Malcolm & Marie is sparse on setting, lighting, and cast members. The thing that it is not sparse on is anger and noise, making this film one of the most exhausting movies I have seen. This is a story about the souring relationship between a filmmaker and his girlfriend after the premiere of his new movie. It’s a simple premise that becomes fraught with extreme tension as the two characters take aim at their counterparts’ sorest spots and wound themselves in the process.
There is no way to escape the titanic shadow of Who’s Afraid of Virginia Woolf when trying to make a film about a sour domestic situation. The problem many projects emulating that one have is two-fold: they aren’t written by a Pulitzer Prize winning author/directed by an EGOT winner and they mistake the nastiness of it’s words for why its successful. Yes, we enjoy getting to witness two people be awful, but if it doesn’t come from a truly emotional place or have someone other than the main couple to bounce off, it just feels awful. It should not be about how loud the actors get, but more the modulation of emotion, which makes the words feel impactful.
Writer/director Sam Levinson seems to have forgotten that when he was writing the script to Malcolm & Marie. This a movie where characters say several things to each other that should have either ended in break ups or murders, but yet somehow they find peace and do it all over again in 15 minutes. This repetition of simple statements that ramp up into world shattering declarations that go back to some semblance of being nice isn’t thrilling to watch, it’s tiring. At one point I paused the movie, thinking it was nearing the end, only to realize there was over an hour left.

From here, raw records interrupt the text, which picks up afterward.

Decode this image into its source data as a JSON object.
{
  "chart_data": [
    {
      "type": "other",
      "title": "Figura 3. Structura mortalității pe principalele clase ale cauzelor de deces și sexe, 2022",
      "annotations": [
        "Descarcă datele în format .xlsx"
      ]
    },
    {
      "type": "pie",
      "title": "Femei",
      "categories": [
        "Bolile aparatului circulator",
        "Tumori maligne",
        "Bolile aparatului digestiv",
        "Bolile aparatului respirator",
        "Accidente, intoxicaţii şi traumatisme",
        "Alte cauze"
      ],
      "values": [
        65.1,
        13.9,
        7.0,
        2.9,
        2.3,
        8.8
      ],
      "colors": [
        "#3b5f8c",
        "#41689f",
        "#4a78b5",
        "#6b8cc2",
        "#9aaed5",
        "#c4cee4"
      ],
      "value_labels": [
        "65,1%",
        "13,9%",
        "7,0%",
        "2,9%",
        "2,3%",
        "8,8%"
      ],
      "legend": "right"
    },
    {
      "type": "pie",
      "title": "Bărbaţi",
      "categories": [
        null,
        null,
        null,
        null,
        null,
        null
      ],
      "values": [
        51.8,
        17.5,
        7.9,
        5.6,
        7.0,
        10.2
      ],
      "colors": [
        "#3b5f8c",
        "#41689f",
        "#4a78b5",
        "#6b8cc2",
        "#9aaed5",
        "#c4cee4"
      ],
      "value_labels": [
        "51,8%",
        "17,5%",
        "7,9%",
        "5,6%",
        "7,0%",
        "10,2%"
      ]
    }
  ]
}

These arguments probably feel so rote because it does not feel like there is anything of worth to say. Levinson seems more concerned with getting his feelings about art, critics, and filmmaking out that grounding these in some sort of character. It’s tough because there seems to be an artist grappling with interesting topics but I can’t help but feel a lack of sincerity. Taking aim at movie critics is fine, but Malcolm & Marie feels like a movie set to talk about an experience the writer can’t align with. It might be fine to have a upper class Black man rant about how critics approach Black art and go on about the male gaze and mention all these directors in an argument with himself, but it doesn’t feel genuine to the experience of a Black filmmaker in Hollywood who struggled to get his first movie off the ground. Honestly, if it weren’t for a well placed nigga and mentioning Spike Lee/Barry Jenkins every time he needed to bring up a Black filmmaker, you wouldn’t even know the character was Black. This makes the movie feel like Levinson is using a Black man as a shield to bring across his ideas and his recollection of his former relationship. We all might have universal experiences, but you can’t divorce the differences in experience from the characters.
This trickles down to the performances of Zendaya and John David Washington. Both of them have moments of real intrigue, but both are prone to going loud when intensity is called for, and there’s nothing in the story or script to reel them back in. Both try, they really do fight, to make something of the words but Malcolm & Marie just cannot get out of its own way to do anything more than be a drag.